Tuesday, July 06, 2004 8:59 PM
pgolde
IComparer<T>
Another interface in Beta 1 that I have some questions about is IComparer<T>. In Beta 1, this interface looks like:
interface IComparer<T> {
int GetHashCode(T t);
bool Equals(T t1, T t2);
int Compare(T t1, T t2);
}
The problem with this interface is that it combines two very different ways of comparing items into a single interface. Firstly, implementions this interface offer the ability to compare two T's to see which is “less than” or “before” the other, as offered by the Compare method. Secondly, they also offer this ability to get a hash code from a T and compare two T's just for equality, as offered by the GetHashCode and Equals methods.

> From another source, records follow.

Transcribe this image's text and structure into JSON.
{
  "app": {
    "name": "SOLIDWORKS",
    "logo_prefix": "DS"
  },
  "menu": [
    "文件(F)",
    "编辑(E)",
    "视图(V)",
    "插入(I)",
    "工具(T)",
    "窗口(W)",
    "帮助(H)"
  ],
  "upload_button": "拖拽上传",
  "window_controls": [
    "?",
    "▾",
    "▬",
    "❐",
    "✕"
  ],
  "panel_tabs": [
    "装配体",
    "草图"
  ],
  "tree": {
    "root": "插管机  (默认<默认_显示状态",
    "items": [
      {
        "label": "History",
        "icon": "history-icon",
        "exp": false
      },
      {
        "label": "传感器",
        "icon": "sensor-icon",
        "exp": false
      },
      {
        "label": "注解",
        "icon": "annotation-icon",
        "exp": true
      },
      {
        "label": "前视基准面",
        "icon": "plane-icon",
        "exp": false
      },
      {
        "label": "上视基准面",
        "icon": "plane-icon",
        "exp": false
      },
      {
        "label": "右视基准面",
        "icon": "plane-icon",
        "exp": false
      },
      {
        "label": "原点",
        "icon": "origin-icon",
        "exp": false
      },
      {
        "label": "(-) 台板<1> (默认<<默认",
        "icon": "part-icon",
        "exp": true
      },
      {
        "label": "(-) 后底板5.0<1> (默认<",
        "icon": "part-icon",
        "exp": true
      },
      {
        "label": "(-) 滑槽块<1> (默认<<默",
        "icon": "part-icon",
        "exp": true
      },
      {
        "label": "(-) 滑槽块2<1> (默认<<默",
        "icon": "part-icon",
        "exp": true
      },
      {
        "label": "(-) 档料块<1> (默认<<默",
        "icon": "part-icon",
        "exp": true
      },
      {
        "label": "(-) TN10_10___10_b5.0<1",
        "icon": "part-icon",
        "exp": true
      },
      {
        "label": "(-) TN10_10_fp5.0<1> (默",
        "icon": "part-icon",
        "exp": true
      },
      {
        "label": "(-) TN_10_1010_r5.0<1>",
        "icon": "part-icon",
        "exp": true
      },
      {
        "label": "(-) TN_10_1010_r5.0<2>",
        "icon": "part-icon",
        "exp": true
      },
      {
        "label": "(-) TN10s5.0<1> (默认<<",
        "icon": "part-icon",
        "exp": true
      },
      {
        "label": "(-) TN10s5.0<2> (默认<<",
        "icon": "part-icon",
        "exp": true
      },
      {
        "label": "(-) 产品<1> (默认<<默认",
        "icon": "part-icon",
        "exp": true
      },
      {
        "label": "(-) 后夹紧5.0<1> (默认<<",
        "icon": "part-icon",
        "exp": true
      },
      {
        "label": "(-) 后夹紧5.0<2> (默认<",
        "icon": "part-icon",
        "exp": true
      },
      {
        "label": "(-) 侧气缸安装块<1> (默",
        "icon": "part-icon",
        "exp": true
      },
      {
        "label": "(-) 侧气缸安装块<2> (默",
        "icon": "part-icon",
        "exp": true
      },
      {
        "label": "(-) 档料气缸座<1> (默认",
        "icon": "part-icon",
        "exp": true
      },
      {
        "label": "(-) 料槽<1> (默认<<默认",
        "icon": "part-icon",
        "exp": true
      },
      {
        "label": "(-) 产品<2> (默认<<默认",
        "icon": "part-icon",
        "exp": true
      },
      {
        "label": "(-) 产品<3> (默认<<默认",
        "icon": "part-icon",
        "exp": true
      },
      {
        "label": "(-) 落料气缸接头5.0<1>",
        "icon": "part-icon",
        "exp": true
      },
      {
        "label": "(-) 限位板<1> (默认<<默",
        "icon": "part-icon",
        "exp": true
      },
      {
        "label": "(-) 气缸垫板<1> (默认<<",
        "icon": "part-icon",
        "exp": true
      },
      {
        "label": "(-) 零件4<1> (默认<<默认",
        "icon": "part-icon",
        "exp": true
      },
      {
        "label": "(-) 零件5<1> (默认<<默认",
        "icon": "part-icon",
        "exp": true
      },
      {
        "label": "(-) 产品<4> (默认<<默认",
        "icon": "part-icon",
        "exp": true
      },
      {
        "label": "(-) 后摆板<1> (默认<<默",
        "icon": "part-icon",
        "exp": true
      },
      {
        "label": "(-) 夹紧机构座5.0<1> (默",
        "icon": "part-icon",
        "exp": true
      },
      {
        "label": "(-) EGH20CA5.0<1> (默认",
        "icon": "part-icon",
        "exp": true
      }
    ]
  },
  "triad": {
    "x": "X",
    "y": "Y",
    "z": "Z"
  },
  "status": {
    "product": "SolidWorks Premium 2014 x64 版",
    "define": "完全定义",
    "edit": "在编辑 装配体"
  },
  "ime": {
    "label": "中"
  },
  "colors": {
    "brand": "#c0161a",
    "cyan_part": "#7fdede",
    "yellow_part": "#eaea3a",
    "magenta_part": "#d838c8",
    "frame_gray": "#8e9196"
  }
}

Both of these are very useful abilities. However, the two abilities should be offered separately, and placed into two different interfaces. Almost always (I can't think of a counter-example), users of this interface want either the “ordering” capability, or the “hash/equals” capability, but not both. For example, a hash table collection only uses the “hash/equals” capability, and never cares about which object is less than another objects. On the other hand, a sorting algorithm or a binary tree collection only cares about ordering, and never wants to see a hash code. By using the same interface, it is unclear to the user whether a particular collection cares about ordering or hashing; this is typically very important in order to correctly use a collection.
From the point of view of people implementing the interface, it is also important to be able to implement the two capabilities separately. There are many data structures, for example, where hashing and equality are trivial and obvious operations, but there may be no natural ordering (consider complex numbers, say). Conversely, there are cases where and ordering is very important, but calculating a hash is burdensome and unneeded. Of course, one can always implement some methods, and for others throw a “NotImplementedException”, but that is confusing and error prone.
It would be far preferable to have two interfaces:
interface IComparer<T> {
int Compare(T t1, T t2);
}
interface IKeyComparer<T> {
int GetHashCode(T t);
bool Equals(T t1, T t2);
}
Most maddeningly, the NON-generic collection classes (finally) get this right in .NET 2.0, as the non-generic System.Collections.IKeyComparer was introduced as a replacement for the (incomplete, broken) System.Collections.IHashCodeProvider.
I suspect that in the generic collections cases, someone decided to combine the two interfaces in the name of “simplicity”, without considering the implications very closely. I would urge the BCL team to reconsider!